Showcase Higher Education Research and Development Society of Australasia 2015

Assuring graduate capabilities in a disaggregated and distributed learning environment (#14)

Christine Ewan 1
  1. OLT Higher Education Standards Panel Research Fellow, University of Wollongong, Wollongong, NSW, Australia

Abstract Content (up to 300 words recommended)

The workshop will discuss and provide input to the further development of a project commissioned by the OLT and the Higher Education Standards Panel.   The main aims of the project are to identify models of disaggregated learning that have implications for formal higher education and to review international and national approaches to verifying outcomes, graduate capabilities and standards.  Central to this latter aim is the development of a good practice review or reference document for approaches to compiling and assessing evidence of learning outcomes and credit mobility and credentialing in disaggregated learning environments including workplace learning.

The project was initiated in recognition of a clear emerging need in relation to disaggregation of learning experiences and the foreseeable trend towards learner demand to be able to credit disaggregated and/or informal learning for formal academic credentials.  This emerging need has several drivers among which are:

·      both private and public providers are recognising the need to be more agile and collaborative outside the academy walls in response to the changing consumer and regulatory environment.

·      a global recognition of the need to be more responsive to social inequality through universal access to free and/or open education.

·      given the growing variety of models of and purposes for disaggregation it is unlikely that the current internal institutional methods for credit recognition, credit transfer and RPL will be sufficiently robust or sophisticated to cope with the likely demand in the medium to long term.

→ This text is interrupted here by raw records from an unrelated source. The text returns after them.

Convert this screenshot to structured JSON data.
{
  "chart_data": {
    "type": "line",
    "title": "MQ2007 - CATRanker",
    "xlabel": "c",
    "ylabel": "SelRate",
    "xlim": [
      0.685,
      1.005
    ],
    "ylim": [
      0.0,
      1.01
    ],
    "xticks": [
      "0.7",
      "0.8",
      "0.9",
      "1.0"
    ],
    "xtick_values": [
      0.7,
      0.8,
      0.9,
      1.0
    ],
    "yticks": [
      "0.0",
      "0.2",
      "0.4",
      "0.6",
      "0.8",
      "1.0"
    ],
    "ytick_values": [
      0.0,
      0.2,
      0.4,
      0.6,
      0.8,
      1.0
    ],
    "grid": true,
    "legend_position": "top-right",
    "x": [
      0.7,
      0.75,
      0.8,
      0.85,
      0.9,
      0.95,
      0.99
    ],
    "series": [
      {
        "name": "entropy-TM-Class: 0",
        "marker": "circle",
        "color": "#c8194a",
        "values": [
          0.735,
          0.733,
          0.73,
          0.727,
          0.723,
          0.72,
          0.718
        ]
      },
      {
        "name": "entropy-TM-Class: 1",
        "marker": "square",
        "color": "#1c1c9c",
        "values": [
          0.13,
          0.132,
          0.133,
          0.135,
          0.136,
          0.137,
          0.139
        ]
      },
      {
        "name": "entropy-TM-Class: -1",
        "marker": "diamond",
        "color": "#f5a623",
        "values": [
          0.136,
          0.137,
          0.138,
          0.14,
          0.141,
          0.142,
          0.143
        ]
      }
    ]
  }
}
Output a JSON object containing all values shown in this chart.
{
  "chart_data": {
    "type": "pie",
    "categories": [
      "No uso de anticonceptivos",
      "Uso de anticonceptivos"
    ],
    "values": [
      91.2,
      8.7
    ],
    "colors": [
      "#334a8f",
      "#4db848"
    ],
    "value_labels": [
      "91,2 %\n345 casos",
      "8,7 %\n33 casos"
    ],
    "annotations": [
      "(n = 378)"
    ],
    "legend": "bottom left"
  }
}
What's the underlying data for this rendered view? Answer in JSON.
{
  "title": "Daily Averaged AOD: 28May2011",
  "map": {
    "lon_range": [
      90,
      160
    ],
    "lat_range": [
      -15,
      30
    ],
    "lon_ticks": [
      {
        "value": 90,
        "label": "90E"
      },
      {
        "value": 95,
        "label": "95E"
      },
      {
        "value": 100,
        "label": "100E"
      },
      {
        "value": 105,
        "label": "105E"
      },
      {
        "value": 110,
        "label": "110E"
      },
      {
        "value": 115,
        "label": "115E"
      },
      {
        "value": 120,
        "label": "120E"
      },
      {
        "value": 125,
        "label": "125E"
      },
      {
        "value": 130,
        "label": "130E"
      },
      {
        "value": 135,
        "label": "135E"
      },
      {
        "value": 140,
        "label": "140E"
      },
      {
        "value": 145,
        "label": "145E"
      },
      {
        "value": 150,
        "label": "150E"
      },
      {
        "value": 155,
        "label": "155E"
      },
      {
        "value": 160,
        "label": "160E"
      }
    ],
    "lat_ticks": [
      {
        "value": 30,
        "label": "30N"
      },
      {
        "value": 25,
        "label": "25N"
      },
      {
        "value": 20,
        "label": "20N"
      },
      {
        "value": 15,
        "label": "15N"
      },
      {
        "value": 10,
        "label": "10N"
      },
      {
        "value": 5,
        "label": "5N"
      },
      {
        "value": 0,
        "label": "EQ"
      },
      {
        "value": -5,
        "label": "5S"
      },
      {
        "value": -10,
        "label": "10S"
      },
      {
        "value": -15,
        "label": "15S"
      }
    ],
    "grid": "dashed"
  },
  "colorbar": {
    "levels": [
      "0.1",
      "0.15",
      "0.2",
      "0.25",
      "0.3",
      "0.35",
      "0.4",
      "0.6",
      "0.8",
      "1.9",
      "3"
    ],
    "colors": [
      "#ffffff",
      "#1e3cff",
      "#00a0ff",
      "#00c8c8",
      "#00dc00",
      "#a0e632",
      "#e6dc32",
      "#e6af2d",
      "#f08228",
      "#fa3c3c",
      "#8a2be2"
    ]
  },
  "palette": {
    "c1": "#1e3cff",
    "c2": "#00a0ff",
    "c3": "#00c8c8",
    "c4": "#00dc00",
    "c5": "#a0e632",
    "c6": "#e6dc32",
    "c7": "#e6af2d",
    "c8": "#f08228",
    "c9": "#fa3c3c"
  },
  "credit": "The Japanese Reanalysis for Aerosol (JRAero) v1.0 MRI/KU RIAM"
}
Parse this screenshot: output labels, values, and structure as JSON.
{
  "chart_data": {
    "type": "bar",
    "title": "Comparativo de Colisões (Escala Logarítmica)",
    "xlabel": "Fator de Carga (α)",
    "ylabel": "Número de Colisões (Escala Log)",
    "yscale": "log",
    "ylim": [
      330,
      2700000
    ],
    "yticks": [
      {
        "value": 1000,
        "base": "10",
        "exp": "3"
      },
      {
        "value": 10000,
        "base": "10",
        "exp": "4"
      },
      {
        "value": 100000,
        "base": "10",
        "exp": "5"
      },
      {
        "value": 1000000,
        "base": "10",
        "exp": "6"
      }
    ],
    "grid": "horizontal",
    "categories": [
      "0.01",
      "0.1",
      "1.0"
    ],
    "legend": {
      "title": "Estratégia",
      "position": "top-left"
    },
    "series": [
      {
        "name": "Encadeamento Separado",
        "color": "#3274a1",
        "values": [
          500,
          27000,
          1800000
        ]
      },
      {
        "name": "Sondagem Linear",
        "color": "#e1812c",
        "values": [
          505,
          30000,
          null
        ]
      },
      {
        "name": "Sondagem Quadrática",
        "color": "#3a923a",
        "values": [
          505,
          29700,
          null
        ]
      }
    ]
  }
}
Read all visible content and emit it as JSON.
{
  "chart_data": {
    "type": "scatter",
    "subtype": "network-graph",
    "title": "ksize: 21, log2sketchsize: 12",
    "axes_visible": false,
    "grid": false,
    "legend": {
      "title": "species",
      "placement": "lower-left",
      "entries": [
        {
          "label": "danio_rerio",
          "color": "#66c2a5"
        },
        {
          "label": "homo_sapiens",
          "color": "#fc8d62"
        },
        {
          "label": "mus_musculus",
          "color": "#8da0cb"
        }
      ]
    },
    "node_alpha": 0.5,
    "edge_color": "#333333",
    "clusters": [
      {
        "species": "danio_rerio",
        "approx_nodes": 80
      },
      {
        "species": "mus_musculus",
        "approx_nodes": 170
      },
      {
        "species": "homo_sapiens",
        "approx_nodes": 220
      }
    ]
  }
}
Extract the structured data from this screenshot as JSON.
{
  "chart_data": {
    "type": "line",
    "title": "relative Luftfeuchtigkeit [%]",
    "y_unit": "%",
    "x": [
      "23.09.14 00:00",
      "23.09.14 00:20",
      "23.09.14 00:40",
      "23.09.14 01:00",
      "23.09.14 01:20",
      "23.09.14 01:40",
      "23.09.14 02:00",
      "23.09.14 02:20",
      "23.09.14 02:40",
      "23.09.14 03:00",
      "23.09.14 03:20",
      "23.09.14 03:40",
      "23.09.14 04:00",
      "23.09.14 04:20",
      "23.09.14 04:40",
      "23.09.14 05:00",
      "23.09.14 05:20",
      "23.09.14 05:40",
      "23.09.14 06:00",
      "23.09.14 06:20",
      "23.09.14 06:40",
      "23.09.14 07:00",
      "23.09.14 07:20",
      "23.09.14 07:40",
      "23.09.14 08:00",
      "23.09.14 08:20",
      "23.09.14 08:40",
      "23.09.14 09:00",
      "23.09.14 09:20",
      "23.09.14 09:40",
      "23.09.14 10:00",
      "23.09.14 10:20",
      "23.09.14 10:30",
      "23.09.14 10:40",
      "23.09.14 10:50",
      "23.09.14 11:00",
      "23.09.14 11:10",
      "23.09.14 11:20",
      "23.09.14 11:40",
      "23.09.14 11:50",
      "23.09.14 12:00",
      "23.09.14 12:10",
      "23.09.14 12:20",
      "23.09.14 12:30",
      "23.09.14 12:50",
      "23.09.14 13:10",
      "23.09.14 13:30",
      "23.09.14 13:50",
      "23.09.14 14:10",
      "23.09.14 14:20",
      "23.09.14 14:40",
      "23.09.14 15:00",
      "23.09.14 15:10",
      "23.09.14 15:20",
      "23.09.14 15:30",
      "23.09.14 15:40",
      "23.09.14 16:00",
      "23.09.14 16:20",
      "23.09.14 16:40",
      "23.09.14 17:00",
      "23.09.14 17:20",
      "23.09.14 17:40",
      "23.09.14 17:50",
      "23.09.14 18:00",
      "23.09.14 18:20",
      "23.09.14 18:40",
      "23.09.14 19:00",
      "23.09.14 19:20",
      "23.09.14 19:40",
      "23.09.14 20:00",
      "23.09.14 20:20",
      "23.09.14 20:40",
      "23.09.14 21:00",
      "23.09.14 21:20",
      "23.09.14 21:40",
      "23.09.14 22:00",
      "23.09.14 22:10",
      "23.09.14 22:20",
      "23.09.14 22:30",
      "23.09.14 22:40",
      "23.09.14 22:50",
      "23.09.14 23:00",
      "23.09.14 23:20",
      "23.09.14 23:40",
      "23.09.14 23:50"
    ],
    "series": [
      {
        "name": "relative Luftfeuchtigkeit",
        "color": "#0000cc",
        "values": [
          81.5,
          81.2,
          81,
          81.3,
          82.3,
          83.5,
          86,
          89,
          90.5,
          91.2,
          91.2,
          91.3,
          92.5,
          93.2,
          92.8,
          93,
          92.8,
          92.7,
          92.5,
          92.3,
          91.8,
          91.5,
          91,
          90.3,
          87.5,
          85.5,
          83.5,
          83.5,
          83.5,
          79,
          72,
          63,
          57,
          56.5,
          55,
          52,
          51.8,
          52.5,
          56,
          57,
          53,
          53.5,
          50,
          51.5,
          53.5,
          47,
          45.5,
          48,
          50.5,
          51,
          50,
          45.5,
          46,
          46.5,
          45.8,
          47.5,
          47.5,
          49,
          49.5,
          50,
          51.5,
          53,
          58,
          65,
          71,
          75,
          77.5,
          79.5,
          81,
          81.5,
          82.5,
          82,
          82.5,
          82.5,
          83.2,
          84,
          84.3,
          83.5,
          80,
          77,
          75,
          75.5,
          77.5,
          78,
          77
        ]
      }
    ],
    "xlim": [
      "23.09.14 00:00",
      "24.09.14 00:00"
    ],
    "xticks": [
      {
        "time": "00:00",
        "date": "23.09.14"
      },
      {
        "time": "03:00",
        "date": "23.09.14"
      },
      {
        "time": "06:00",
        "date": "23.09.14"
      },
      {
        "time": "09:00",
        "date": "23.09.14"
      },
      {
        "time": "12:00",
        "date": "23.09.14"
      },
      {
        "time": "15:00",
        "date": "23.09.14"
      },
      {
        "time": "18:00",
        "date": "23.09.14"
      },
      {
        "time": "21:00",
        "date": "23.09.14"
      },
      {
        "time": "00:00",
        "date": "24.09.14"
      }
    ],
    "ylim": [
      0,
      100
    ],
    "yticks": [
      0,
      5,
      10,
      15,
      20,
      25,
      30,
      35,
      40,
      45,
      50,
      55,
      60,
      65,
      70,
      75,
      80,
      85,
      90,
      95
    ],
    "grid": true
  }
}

A variety of responses to these issues is in the very early stages of development in North America, UK, European Union, NZ and Australia.  A discussion document will outline the main approaches and canvass their applicability in the Australian context

The project also aims to identify areas in which the Higher Education Standards Framework might pose unnecessary hindrances to flexibility and collaboration for disaggregated learning models.


Addressing the theme/s of the Conference (up to 200 words recommended)

The themes of the conference are

·      How best to integrate learning more seamlessly with life and work

·      How to enhance opportunities offered for learning using digital technologies, both on-site and online.

The main topic for discussion in the workshop will be the ways in which Australian higher education can respond to and successfully integrate into credentialed programs learning opportunities which occur in the workplace, in the home and in contexts such as continuing professional development or life and work experiences. 

The need for and benefit of this new environment has arisen because of the potential of emerging technologies to both facilitate a broader range of learning experiences and outcomes and to enable a sophisticated and robust approach to capturing experiences, documenting, assessing and assigning formal credit to them.  The active engagement of learners in this process is also fostered and enhanced by the multitude of blended learning experiences that emerging technologies permit.